Illustrasi: Sunan Pakubuwono X (Net)
Pengemis pada awalnya adalah penduduk yang mencari berkah dari Pakubuwono X
Sejarah Pengemis, dari Mencari Berkah hingga Mengemis.
Dalam Kamus Besar Bahasa Indonesia (KBBI) V, kata "pengemis" berarti "orang yang mengemis". Akar kata "kemis" berasal dari -cak, yaitu percakapan untuk menyebut hari Kamis.
"Kemis" memiliki dua makna. Ditulis kemis sebagai kata benda, yang berarti "bertanya". Praktik bertanya ini berasal dari tradisi yang dilakukan pada hari Kamis.
Beberapa sejarah mengidentifikasi diksi "pengemis" yang dihapuskan pada cerita lokal. Ini adalah semacam warisan budaya yang dimuseumkan dalam bentuk kata-kata.
Tradisi Kemisan: Asal Usul Kemis
Bentuk cerita lokal yang menelusuri kata "kemis" dapat ditelusuri kembali ke masa ketika Sunan Pakubuwono X memimpin Kasunanan Surakarta Hadiningrat.
Pada tanggal 25 Januari 1855, surat kabar berbahasa Jawa pertama di Hindia Belanda pertama kali memuat beritanya. Namanya adalah Bromartani, surat kabar mingguan yang terbit setiap hari Kamis (seminggu sekali).
Surat kabar ini cukup khas dan unik. Dalam setiap penulisan beritanya, kromo inggil digunakan sebagai bahasa utamanya. Bahasa ini merupakan tingkatan tertinggi dalam strata bahasa dalam budaya Jawa.
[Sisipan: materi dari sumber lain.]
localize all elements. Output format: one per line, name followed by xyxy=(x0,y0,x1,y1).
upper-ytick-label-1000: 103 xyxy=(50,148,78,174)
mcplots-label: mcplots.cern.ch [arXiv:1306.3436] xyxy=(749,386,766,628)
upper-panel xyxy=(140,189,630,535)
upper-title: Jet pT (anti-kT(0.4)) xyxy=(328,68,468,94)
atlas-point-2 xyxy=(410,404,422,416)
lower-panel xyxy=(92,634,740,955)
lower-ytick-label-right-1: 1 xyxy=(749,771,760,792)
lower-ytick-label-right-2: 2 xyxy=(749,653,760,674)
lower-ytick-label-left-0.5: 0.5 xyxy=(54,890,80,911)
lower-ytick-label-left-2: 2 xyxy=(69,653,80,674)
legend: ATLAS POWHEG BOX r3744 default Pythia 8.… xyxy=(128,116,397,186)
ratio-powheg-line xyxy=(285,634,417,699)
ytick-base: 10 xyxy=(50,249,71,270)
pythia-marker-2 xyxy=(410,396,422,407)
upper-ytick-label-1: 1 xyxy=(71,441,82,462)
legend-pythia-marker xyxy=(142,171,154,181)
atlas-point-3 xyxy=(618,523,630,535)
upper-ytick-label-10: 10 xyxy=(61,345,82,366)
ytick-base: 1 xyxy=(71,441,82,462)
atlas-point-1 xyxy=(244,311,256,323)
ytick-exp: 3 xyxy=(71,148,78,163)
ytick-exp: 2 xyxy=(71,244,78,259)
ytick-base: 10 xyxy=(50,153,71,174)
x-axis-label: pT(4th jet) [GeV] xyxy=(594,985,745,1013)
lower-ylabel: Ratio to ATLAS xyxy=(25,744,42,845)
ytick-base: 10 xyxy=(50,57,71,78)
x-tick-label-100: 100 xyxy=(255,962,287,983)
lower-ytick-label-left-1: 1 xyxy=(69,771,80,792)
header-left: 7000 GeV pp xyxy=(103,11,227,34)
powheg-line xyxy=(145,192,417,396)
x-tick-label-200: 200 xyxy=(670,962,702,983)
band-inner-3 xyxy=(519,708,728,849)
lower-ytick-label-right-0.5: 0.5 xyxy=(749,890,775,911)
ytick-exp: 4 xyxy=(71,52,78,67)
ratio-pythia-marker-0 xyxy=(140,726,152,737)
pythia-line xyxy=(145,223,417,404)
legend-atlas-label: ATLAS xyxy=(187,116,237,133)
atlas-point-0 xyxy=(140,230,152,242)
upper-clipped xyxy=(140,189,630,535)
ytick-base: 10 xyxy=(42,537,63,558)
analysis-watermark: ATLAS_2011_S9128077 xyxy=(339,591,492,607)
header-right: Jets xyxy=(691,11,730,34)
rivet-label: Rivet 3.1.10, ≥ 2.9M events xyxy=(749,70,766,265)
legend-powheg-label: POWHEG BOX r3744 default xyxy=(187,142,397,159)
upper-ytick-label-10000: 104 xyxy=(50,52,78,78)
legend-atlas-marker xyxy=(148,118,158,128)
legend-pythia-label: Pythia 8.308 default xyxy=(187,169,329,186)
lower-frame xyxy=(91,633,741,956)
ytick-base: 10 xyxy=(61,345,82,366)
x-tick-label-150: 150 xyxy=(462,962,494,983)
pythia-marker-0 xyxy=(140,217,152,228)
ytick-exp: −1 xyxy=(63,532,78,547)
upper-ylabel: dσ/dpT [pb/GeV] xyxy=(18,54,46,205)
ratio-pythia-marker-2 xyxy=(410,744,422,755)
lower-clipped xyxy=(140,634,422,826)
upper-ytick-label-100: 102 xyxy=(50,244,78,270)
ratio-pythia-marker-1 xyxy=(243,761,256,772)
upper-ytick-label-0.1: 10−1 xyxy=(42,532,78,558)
Salah satu sastrawan yang tekun mengirimkan naskah-naskahnya ke Bromartini adalah pujangga Sunan Ronggowarsito.
Bersandar pada Sang Raja: Pengemis dalam Narasi Sedekah Paku Buwono X 1893-1939 (2020) Menyebutkan bahwa kata “kemis” pertama kali muncul dalam surat kabar Bromartani pada tahun 1895. Istilah ini digunakan oleh Raden Samingoen Nitiprodjo, seorang wartawan Bromartani yang gemar meliput (*)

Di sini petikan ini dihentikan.